Montefiore is now moving closer to eliminating paper charts entirely. All lab, medical record and radiology, as well as, cardiology, radiation oncology and billing-related documents, and even nutrition, run over the 600 servers in our data center, making high bandwidth, reliability and redundancy not only beneficial, but essential.
Furthermore, the network allows us to move a colossal amount of data each day. We have successfully implemented CPOE, PACS and advanced cardiology systems, new clinical systems running on VMware, document imaging and simultaneous back up in both Yonkers and the Bronx. We now have the capability to transmit more than 30 gigabits of data in the fraction of a second--amounting to the transmission of hundreds of terabytes of data daily.
Our ambulatory remote sites were also upgraded, in many cases to optical Ethernet 100 Mb connections to support instantaneous physician access to the images. This would have been an impossible feat on our previous network. Additionally, the redundancy and reliability of the network has addressed our organization's reliance on real-time data--the most pressing issue facing the medical center since the move. It is absolutely critical that the network is up at all times, as there is absolutely zero tolerance for downtime whatsoever.
Future-proofing Your Network
As any CIO knows, justifying the investment in upgrading your network infrastructure is no easy task and is often met with great consternation and resistance from the larger organization.

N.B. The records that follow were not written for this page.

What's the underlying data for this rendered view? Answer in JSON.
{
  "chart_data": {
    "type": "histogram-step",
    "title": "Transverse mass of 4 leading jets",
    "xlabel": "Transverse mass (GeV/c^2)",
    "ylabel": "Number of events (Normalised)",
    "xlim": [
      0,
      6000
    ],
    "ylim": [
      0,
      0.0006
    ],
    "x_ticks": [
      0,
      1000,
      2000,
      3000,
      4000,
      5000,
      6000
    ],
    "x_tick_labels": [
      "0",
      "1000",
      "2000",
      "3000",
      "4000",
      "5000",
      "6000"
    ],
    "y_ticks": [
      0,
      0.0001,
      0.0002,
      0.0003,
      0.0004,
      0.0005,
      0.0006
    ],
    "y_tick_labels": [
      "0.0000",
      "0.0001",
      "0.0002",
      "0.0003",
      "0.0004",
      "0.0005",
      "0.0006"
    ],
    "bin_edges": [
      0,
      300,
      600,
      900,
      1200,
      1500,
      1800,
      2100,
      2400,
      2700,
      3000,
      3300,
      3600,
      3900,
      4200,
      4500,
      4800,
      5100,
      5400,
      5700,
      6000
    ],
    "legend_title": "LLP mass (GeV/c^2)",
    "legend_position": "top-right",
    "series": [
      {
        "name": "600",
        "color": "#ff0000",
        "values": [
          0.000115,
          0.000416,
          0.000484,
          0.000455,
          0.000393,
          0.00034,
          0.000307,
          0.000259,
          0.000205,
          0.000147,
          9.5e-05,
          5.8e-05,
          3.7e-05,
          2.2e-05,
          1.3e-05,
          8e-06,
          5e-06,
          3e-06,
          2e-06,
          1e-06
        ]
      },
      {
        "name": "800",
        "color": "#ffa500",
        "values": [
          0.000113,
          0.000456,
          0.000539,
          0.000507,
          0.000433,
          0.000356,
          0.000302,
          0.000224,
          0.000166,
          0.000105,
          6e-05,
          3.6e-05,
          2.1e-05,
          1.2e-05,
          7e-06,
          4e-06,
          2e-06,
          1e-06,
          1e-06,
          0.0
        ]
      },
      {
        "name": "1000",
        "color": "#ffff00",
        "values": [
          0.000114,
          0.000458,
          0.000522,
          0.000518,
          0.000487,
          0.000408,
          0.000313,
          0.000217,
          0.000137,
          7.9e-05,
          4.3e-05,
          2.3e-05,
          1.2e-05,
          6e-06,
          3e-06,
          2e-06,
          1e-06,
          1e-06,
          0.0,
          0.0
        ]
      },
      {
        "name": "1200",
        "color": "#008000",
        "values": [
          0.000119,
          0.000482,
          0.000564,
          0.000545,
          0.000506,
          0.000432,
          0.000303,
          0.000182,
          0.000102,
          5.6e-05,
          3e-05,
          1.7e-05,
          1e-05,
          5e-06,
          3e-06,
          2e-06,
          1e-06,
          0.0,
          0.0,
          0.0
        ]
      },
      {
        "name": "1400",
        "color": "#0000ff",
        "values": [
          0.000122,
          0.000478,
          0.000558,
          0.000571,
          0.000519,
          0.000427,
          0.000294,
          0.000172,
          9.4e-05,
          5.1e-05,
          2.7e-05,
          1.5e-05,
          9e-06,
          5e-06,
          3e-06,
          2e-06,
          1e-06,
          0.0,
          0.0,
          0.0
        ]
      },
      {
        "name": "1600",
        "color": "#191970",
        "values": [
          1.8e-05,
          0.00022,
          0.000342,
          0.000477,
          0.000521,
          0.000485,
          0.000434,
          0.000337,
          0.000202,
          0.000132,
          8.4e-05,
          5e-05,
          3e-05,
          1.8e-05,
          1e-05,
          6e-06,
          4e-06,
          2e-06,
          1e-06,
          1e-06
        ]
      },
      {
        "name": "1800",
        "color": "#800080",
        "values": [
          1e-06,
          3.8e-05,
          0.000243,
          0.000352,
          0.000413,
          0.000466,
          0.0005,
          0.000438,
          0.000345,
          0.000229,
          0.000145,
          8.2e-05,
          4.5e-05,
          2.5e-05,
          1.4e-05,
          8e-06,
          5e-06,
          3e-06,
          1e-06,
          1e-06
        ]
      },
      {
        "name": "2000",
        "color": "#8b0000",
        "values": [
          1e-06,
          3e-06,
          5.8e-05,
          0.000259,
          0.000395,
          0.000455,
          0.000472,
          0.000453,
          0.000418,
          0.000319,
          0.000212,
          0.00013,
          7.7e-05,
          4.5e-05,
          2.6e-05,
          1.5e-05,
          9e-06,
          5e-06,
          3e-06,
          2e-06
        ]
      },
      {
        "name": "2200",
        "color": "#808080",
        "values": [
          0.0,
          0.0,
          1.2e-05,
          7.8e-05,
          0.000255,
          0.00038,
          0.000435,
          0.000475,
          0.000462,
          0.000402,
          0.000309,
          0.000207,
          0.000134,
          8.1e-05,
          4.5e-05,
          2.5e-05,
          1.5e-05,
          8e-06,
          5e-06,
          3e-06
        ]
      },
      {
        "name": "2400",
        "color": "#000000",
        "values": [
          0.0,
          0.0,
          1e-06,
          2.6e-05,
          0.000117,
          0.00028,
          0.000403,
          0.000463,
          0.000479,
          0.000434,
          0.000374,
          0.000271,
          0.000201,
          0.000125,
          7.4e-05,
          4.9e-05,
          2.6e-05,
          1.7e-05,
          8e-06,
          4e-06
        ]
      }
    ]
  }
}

However, in today's rapidly evolving communications environment, technology investments can quickly become outdated.
In contrast, since Montefiore's investment in the implementation of a fiber optic network, conversations about new projects and justifying new communications costs have been all but eliminated. In fact, not only does the network allow for a "future-proof" backbone that can accommodate any application, it also enables the network operations center to run a rigorous, dynamic network management system that anticipates problems or issues and self-corrects without interruption.
As we continue to grow, we know this network will continue to be a key partner in driving the success of the hospital and its partnering facilities. This hospital has 10 times the amount of bandwidth that it had five years ago with the capabilities to grow another hundred-fold, and I fully expect it to require at least 10 times more, five years from now.
For example, Montefiore Medical Center is looking to leverage high-definition video for procedures in the hospital as well as for video "outpatient" visits where doctors can interact with patients in their homes. This type of communication could revolutionize how patients are monitored and treated for conditions that require routine visits to the hospital, such as those suffering from obesity or diabetes. Applications like this would not be possible without the capacity, speed and reliability of our network.
Whatever applications and technological advancements the decades bring, there's no doubt that one of the keys to success will be the technology infrastructure's ability to grow alongside the innovation of its organization. Our initial investment in the network, and the upgrades we continue to make today, have taken us far beyond our original vision and continue to advance with a tremendously positive impact on patient care.